PCPs Doubt Their Own Abilities to Treat Patients with Mental Illnesses

Their doubts may negatively affect their interest in creating teams of specialized physicians to help those patients.

Many primary care physicians (PCPs) harbor doubts about their ability to effectively treat patients with mental illness, and those doubts may negatively affect their interest in establishing team-based care regimens for those patients, according to a survey of 402 Colorado-based PCPs.

The survey, led by Danielle Loeb, MD of the Division of General Internal Medicine at the University of Colorado, found that since PCPs treat more than half of all patients with mental illness, a PCP’s confidence in their own ability to diagnose, treat, and provide referrals to specialists is crucial in establishing communication between disparate healthcare providers like psychiatrists or therapists, which creates a team-based approach to mental illness treatment.

Along with colleagues, Loeb designed the series of 3 self-efficacy surveys to evaluate PCP's beliefs about their ability to adopt the role of primary care provider for patients with mental illness. Loeb and colleagues believe that high levels of PCP self-efficacy associated with mental health care likely influences the degree to which PCPs engage in the activities necessary to treat mental illness in their patients, and participate meaningfully in team-based care.

Measuring the self-efficacy of PCPs, according to Loeb's research, should "help assess the success of interventions aimed at increasing physician engagement in treatment of mental illness and in team-based care," and may indicate PCPs willingness and readiness to assist with mental health management for patients in their care.

Loeb’s mail survey asked primary care providers to respond to 2 general questionnaires on mental health knowledge and communication strategies, as well as 3 self-efficacy scales constructed by the researchers which center on management of chronic medical illness (CMI), mental illness management (MIM), and participation in team-based care (TBC).

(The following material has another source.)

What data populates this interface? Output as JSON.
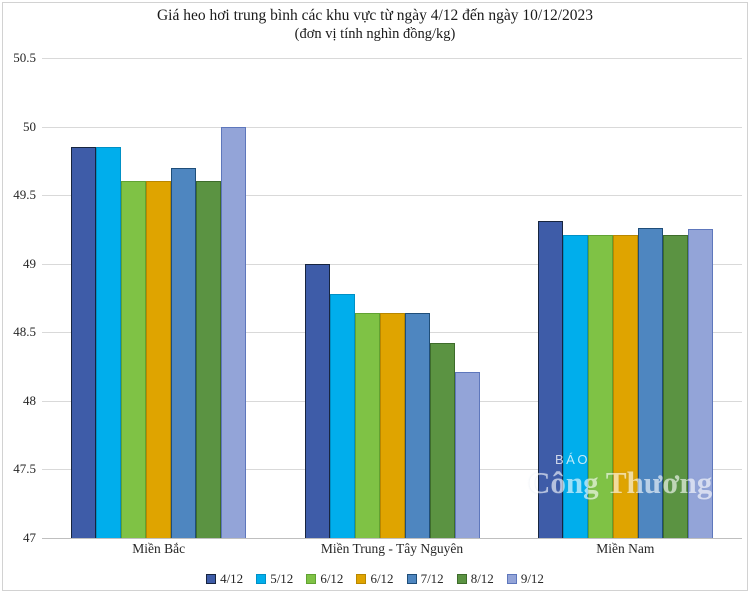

The TBC scale is based on the extant National Committee for Quality Assurance (NCQA) Patient Centered Medical Home 2011 scale which addresses communication within the team, care coordination, population management, self-management support, and continuity of care. The MIM scale is designed to provide data on self-efficacy related to PCPs' involvement in diagnosing and treating a range of mental illnesses, but focuses on treatment of depression, generalized anxiety disorder, and bipolar depression — three mental illnesses which, according to research data presented by Loeb and colleagues, are more commonly treated in primary care settings.

The last of the three self-efficacy scales, the CMI scale, provides a benchmark against which the MIM could be contrasted. The two additional questionnaires were modeled on the Mental Health Knowledge and Management Instrument, and Asbury's Physician Confidence with Communication Strategies survey.

The expected outcomes of the survey were that PCPs would rate their self-efficacy for the MIM lower than that of the CMI, and that PCP participation in TBC would be effected. Data confirmed that the MIM scale was correlated to use of TBC for mental health in PCPs. Those PCPs who were uncertain about their efficacy in treating and diagnosing mental illness were notably less willing to participate in team-based care for their patients with mental illness.

According to Loeb, the TBC scale is useful as a tool to not only monitor engagement, but PCP transformation, noting that PCPs are often reluctant to shift away from “physician-centric care” into a collaborative model. A TBC approach to chronic illness is common among PCPs, but the survey found that more resistance, linked to a lack of confidence in their ability to treat mental illnesses, may be associated with a lack of TBC for patients with mental health issues.

"Transitioning from one-on-one doctor-patient relationships to team models of care for patients with mental illness requires a significant change in the PCP role from the traditional patient-physician relationship," Loeb and colleagues wrote, concluding that PCPs are a vital part of team based care, serving as the hub for patients with mental illness.

The article "Development and Initial Validation of Primary Care Provider Mental Illness Management and Team Based Care" appeared in the March-April 2017 issue of General Hospital Psychiatry.